By Fr. Shenan J. Boquet
In a disturbing development, Switzerland has approved a euthanasia device designed to make killing people easier than ever, including in locations where the practice is illegal. The colorful device, with a sleek design that looks like something straight out of a futuristic dystopian movie, was created by euthanasia-enthusiast Dr. Philip Nitschke.
The device is called the Sarco machine, short for “sarcophagus,” i.e., a coffin. Those who wish to die get into the machine. Once inside they can either press a button or (if they lack sufficient motor control to do so) blink or gesture in order to release nitrogen gas which eventually suffocates them to death.
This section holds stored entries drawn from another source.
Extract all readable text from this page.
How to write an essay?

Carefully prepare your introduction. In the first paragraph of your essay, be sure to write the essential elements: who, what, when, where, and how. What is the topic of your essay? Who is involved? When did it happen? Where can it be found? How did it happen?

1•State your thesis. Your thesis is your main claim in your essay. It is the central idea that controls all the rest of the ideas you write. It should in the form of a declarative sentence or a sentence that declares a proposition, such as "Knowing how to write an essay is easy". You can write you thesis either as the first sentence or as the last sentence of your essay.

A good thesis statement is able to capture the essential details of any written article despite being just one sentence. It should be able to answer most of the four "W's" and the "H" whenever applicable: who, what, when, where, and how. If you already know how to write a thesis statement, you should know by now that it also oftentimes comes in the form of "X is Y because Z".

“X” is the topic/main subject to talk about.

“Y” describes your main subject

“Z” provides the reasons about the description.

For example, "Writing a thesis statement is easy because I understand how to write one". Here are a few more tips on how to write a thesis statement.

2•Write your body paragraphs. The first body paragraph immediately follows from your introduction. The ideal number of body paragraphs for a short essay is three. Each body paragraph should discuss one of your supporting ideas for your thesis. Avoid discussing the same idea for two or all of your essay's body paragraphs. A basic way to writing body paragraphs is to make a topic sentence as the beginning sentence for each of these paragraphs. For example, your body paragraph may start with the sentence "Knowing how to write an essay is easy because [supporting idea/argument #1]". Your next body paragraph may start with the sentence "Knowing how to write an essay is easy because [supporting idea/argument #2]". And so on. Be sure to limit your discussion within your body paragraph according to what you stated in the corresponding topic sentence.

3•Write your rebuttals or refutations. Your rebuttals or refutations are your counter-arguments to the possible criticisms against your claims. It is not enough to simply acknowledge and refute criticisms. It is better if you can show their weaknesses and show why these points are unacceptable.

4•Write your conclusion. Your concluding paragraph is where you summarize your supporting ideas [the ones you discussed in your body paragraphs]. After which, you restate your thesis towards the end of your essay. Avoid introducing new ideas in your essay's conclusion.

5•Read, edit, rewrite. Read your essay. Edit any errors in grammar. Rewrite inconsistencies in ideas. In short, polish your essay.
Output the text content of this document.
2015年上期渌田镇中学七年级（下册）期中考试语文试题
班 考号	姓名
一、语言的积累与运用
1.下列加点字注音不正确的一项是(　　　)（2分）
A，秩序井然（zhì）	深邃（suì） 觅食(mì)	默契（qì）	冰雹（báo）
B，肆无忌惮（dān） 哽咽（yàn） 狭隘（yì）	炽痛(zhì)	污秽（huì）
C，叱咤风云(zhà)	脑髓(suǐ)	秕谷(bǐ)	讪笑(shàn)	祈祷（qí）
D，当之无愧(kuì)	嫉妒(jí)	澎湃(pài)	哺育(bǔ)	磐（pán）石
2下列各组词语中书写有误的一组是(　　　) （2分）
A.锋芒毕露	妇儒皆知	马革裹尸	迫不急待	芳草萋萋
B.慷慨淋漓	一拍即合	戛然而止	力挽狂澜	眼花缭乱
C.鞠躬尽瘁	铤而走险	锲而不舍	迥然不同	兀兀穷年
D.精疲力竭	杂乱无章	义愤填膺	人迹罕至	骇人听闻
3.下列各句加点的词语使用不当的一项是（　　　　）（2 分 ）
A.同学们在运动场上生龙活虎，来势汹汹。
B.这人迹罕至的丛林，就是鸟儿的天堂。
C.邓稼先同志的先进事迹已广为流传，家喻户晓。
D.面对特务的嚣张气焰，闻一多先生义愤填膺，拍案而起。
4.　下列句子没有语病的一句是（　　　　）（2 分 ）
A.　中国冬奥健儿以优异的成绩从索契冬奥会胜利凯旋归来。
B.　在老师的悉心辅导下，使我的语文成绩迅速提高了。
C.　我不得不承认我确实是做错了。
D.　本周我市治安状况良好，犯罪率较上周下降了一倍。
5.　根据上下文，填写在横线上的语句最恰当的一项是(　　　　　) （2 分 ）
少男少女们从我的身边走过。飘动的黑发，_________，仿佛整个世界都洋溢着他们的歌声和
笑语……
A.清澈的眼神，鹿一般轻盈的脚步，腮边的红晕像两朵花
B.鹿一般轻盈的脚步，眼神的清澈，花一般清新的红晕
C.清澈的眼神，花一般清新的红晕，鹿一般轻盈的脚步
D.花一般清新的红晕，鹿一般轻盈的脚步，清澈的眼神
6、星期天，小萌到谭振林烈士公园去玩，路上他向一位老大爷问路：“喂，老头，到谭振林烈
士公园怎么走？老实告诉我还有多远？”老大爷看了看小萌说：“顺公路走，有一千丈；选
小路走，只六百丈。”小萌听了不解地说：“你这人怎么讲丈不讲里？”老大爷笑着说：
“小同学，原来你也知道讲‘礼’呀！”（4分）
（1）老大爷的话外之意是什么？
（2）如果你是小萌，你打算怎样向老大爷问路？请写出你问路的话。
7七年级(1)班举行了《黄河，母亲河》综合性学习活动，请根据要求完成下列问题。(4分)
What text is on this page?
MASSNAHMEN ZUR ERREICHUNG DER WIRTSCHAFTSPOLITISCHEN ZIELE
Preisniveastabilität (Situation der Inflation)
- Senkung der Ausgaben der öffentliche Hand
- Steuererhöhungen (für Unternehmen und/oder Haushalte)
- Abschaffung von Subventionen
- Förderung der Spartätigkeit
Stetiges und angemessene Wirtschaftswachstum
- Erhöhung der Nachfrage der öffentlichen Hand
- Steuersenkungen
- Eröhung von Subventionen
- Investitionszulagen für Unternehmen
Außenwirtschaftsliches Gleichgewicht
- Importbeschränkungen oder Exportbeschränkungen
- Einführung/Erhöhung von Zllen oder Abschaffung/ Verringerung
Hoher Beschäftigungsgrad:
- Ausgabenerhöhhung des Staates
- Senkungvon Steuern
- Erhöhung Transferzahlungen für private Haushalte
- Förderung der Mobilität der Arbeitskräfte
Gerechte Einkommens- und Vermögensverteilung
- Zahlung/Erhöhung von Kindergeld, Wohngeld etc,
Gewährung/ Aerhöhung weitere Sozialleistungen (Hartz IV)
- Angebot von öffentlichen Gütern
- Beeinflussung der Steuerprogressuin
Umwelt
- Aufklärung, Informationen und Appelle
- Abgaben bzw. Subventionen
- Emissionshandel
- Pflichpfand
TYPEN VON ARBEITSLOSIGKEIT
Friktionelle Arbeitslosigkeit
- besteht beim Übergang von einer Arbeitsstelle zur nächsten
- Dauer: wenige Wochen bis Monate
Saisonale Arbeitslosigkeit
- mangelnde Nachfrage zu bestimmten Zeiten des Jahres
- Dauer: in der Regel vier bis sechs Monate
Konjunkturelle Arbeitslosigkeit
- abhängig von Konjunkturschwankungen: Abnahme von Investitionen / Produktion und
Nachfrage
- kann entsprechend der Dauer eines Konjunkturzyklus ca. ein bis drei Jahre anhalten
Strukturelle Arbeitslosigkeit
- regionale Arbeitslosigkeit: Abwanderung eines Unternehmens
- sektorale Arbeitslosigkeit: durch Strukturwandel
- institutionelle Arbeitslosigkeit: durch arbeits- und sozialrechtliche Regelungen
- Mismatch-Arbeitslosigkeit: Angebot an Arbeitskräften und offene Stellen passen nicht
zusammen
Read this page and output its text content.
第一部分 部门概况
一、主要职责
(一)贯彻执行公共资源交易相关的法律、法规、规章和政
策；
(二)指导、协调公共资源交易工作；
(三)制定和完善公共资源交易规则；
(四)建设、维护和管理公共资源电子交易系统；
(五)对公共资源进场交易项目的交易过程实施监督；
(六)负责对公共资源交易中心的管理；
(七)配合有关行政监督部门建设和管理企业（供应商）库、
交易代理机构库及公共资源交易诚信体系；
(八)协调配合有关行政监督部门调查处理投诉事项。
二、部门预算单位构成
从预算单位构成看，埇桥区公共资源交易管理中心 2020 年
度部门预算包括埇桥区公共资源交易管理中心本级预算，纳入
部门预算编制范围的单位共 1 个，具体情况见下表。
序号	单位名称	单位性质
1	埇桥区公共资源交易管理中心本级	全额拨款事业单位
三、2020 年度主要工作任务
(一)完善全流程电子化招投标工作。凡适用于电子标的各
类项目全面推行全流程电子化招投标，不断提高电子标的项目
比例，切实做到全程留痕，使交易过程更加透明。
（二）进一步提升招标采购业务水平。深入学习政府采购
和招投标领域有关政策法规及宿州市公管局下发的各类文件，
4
Nitschke, the inventor of the machine, is a notorious figure. Wikipedia, ironically, calls him a “humanist.” However, he is primarily known for founding the group Exit International, to advocate for the “right” for legal euthanasia and assisted suicide. As such he has spent much of his life devising ever cleverer ways to help people kill themselves, often skirting on the edge of (or flagrantly violating) laws prohibiting euthanasia and assisted suicide.
Among his macabre inventions is the so-called “exit bag,” basically a plastic bag with a draw string that people can use to kill themselves by asphyxiation. Another of his devices is the “deliverance machine,” which is designed to automatically inject people with lethal doses of barbiturates, after they answer a series of questions on a computer, confirming their intent to die.
In 2014, Nitschke lost his medical license in Australia, after he was implicated in the suicide death of Nigel Brayley (45), a man who had been accused of murdering his wife. Instead of referring Brayley – who was perfectly healthy – to a psychiatrist, Nitschke instead advised him on how to kill himself, defending his decision by saying that Brayley had come to a “rational decision” to take his own life.
Like his American counterpart, Dr. Jack Kevorkian – often referred to as “Dr. Death” – Nitschke seems to revel in the process of helping people die, and has a flair for self-promotion. Writing about the Sarco device, anti-euthanasia campaigner Alex Schadenberg notes, “Nitschke is a death salesman and the Sarco is his latest deadly device to create attention to his deadly business, while killing people along the way.”
Spreading the Culture of Death
Schadenberg, who has closely followed Nitschke’s career, points out that the doctor’s enthusiasm for euthanasia is so promiscuous that he has said even “troubled teens” or those who are merely depressed should be helped to kill themselves.
“[A]ll people qualify, not just those with the training, knowledge, or resources to find out how to ‘give away’ their life,” he said in a 2001 interview. “And someone needs to provide this knowledge, training, or resource necessary to anyone who wants it, including the depressed, the elderly bereaved, the troubled teen.”
Nitschke’s suicide pod was designed so that anyone with the technology can download plans for the device, and then use “3D printing” technology to “print” one. Bizarrely, Nitschke is hoping to deploy artificial intelligence (AI) technology, which can be used to test if someone really wants to die. If the AI program determines that they do, then they will be provided with the plans for the device, without a human being ever being involved.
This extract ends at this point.